We live in a complex, messy, often unpredictable world. I think it gives us a sense of comfort to think that we are ‘in control’ and can forecast what will happen in a given situation, but the reality is that emergent behaviours and complex dynamics between systems mean that we are only just scratching the surface.

I’ve blogged previously about work to understand emergent behaviour (‘sit in the messiness’ and ‘pop up emergency planning’), interdependencies between systems as well as my desire to see more empathetic approaches towards emergency management. It’s heartening to see that somebody outside the emergency management field also sees the same issues. It gives me a new resolve to try to address them.

To operate effectively in an increasingly complex world, Kernick suggests that governments need to change how they approach public engagement. I’d go further; this is not limited to engagement, governments need to embrace flatter, more organic structures for emergency response and move beyond ‘command and control’.

Emergencies and disasters often have high levels of uncertainty. This calls for what Kernick refers to as ‘the democratisation of expertise’. None of us individually have all the answers; we need to work together to make sense of a situation and determine a course of action. It’s an unspoken principle that runs through emergency management. That’s why we have COBR, once described to me as “Whitehall in miniature”, which brings together a bunch of people to find a collective answer. The same applies to Local Resilience Forums and Strategic Coordinating Groups. They are structures that allow knowledge and expertise to be pooled.   

And those structures need to be more representative of the communities they serve. We need people with different lived experiences to shape a response that will be better for everyone.

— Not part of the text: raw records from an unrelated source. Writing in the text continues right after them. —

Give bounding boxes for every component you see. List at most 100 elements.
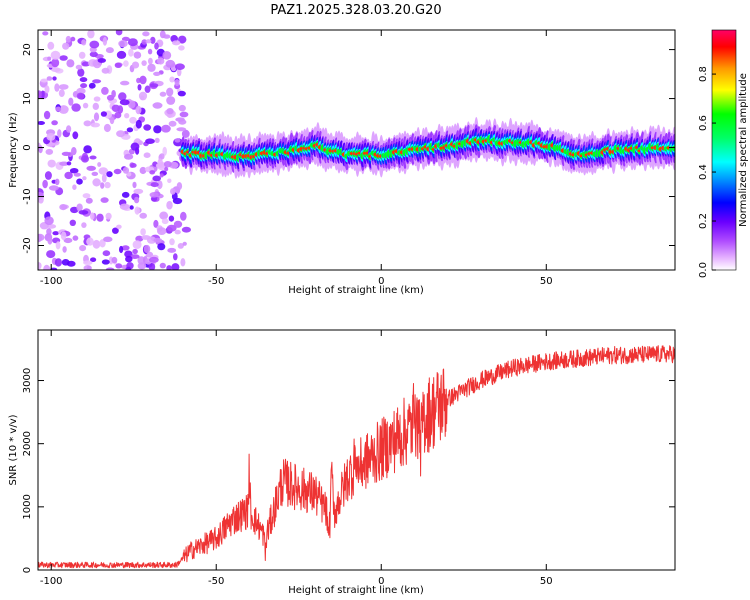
bottom-x-tick-label: -50 [208, 576, 224, 587]
heatmap-cell [68, 97, 74, 106]
heatmap-cell [83, 120, 92, 127]
top-y-tick-label: -10 [22, 188, 33, 204]
heatmap-cell [166, 265, 172, 270]
colorbar-tick-label: 0.6 [698, 115, 709, 131]
heatmap-cell [169, 76, 175, 83]
heatmap-cell [81, 222, 87, 229]
heatmap-cell [180, 211, 187, 221]
heatmap-cell [165, 59, 176, 68]
heatmap-cell [149, 256, 159, 263]
snr-frame [37, 329, 676, 571]
heatmap-cell [109, 116, 115, 125]
bottom-x-tick-label: -100 [40, 576, 63, 587]
heatmap-cell [162, 51, 172, 60]
heatmap-cell [176, 67, 182, 77]
heatmap-cell [76, 178, 83, 185]
heatmap-cell [164, 166, 169, 172]
heatmap-cell [159, 262, 166, 269]
heatmap-cell [143, 124, 152, 131]
heatmap-cell [38, 121, 45, 125]
colorbar-tick-label: 0.0 [698, 262, 709, 278]
heatmap-cell [100, 111, 107, 117]
heatmap-cell [106, 171, 113, 178]
heatmap-cell [46, 133, 56, 141]
heatmap-cell [76, 87, 86, 95]
heatmap-cell [149, 83, 159, 88]
heatmap-cell [59, 161, 69, 166]
heatmap-cell [66, 161, 72, 166]
heatmap-cell [77, 68, 85, 77]
heatmap-cell [40, 78, 49, 83]
heatmap-cell [157, 158, 163, 168]
heatmap-cell [153, 219, 159, 228]
heatmap-cell [100, 197, 109, 203]
heatmap-cell [142, 31, 150, 37]
heatmap-cell [173, 220, 183, 228]
heatmap-cell [48, 185, 59, 191]
heatmap-cell [147, 48, 153, 55]
heatmap-cell [111, 256, 118, 264]
heatmap-cell [177, 90, 186, 97]
heatmap-cell [134, 196, 140, 204]
heatmap-cell [47, 41, 55, 50]
heatmap-cell [90, 122, 101, 128]
heatmap-cell [90, 257, 97, 263]
heatmap-cell [98, 167, 109, 175]
heatmap-cell [168, 120, 177, 127]
heatmap-cell [42, 31, 49, 36]
heatmap-cell [166, 87, 174, 97]
top-y-tick-label: -20 [22, 237, 33, 253]
heatmap-cell [138, 140, 143, 145]
heatmap-cell [163, 161, 172, 168]
heatmap-cell [69, 168, 79, 174]
heatmap-cell [113, 168, 122, 175]
heatmap-cell [178, 35, 187, 44]
heatmap-cell [166, 200, 173, 210]
heatmap-cell [128, 48, 134, 57]
heatmap-cell [153, 71, 161, 76]
heatmap-cell [97, 58, 107, 63]
heatmap-cell [138, 91, 148, 101]
heatmap-cell [92, 178, 101, 187]
heatmap-cell [125, 255, 133, 263]
chart-title: PAZ1.2025.328.03.20.G20 [270, 3, 441, 18]
top-y-tick-label: 10 [22, 92, 33, 105]
top-y-tick-label: 20 [22, 43, 33, 56]
heatmap-cell [150, 36, 156, 44]
heatmap-cell [62, 246, 67, 253]
heatmap-cell [81, 155, 89, 163]
heatmap-cell [50, 267, 58, 270]
heatmap-cell [154, 137, 160, 143]
heatmap-cell [65, 35, 72, 43]
heatmap-cell [46, 250, 56, 259]
heatmap-cell [122, 167, 130, 174]
heatmap-cell [121, 245, 130, 251]
heatmap-cell [46, 228, 52, 236]
heatmap-cell [174, 138, 181, 143]
heatmap-cell [114, 62, 122, 68]
heatmap-cell [116, 50, 127, 59]
heatmap-cell [179, 111, 189, 118]
heatmap-cell [61, 259, 70, 266]
heatmap-cell [115, 263, 123, 269]
heatmap-cell [168, 215, 175, 222]
heatmap-cell [59, 204, 68, 211]
bottom-y-ticks: 0 1000 2000 3000 [22, 368, 675, 573]
heatmap-cell [83, 265, 92, 270]
heatmap-cell [157, 243, 166, 251]
heatmap-cell [153, 237, 163, 243]
heatmap-cell [178, 104, 186, 112]
heatmap-cell [79, 77, 88, 83]
heatmap-cell [178, 119, 187, 125]
heatmap-cell [83, 145, 92, 154]
bottom-y-tick-label: 1000 [22, 494, 33, 519]
heatmap-cell [167, 247, 177, 253]
heatmap-cell [120, 80, 130, 86]
heatmap-cell [59, 55, 68, 61]
heatmap-cell [85, 197, 93, 204]
heatmap-cell [131, 61, 140, 69]
heatmap-cell [166, 108, 174, 115]
heatmap-cell [69, 219, 77, 226]
heatmap-cell [166, 96, 176, 105]
heatmap-cell [82, 193, 91, 199]
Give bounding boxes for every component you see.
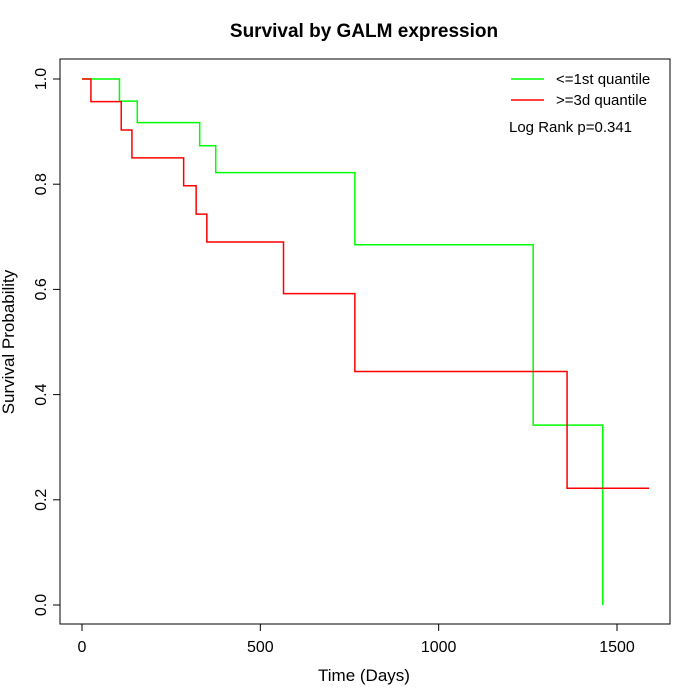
x-tick-label: 1000 [421,639,457,656]
plot-frame [59,58,671,625]
series-line-2 [82,78,650,489]
y-tick-label: 0.8 [33,173,50,195]
x-tick-label: 500 [247,639,274,656]
y-tick-label: 0.0 [33,594,50,616]
y-tick-label: 0.6 [33,278,50,300]
x-tick-label: 0 [78,639,87,656]
y-tick-label: 1.0 [33,68,50,90]
legend-label: >=3d quantile [556,92,647,109]
x-axis-label: Time (Days) [318,666,410,685]
y-tick-label: 0.2 [33,489,50,511]
y-tick-label: 0.4 [33,383,50,405]
log-rank-annotation: Log Rank p=0.341 [509,119,632,136]
chart-title: Survival by GALM expression [230,21,498,42]
legend-label: <=1st quantile [556,71,650,88]
series-layer [82,78,650,605]
x-tick-label: 1500 [599,639,635,656]
series-line-1 [82,78,604,605]
y-axis-label: Survival Probability [0,269,18,414]
legend: <=1st quantile >=3d quantile [511,71,650,109]
x-axis: 0 500 1000 1500 [78,623,635,656]
y-axis: 0.0 0.2 0.4 0.6 0.8 1.0 [33,68,61,616]
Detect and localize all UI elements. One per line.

Kernick moves then to consider the role of accountability and scrutiny in Government. The conclusion generally seems to be that structures for scrutiny are okay, but the willingness or ability of governments to act on that scrutiny is low. There is no structure that can compel public inquiry recommendations to be addressed. Similarly, the Prevention of Future Deaths reports and rail industry incident reports and many others too. They all swirl around, unaddressed, in a soup of known issues ready to boil over the next time there is an incident.

So, why don’t we learn? It’s a question I come back to a lot and which this book has helped me to explore. Through the book Kernick goes on a journey about learning, expressing what initially seems to be curiosity, but then becomes increasingly frustrated and ultimately becoming incredulous. I’m not quite at that stage just yet, but I do think that there is a requirement to turn the mirror on ourselves and really examine the conditions and beliefs which we hold on to, which might be stopping us from making more progress.

And so, we come back to where we started, that systemic change requires “a tribe of disrupters” and I hope this book galvanises emergency managers across the land to be braver and to disrupt with kindness.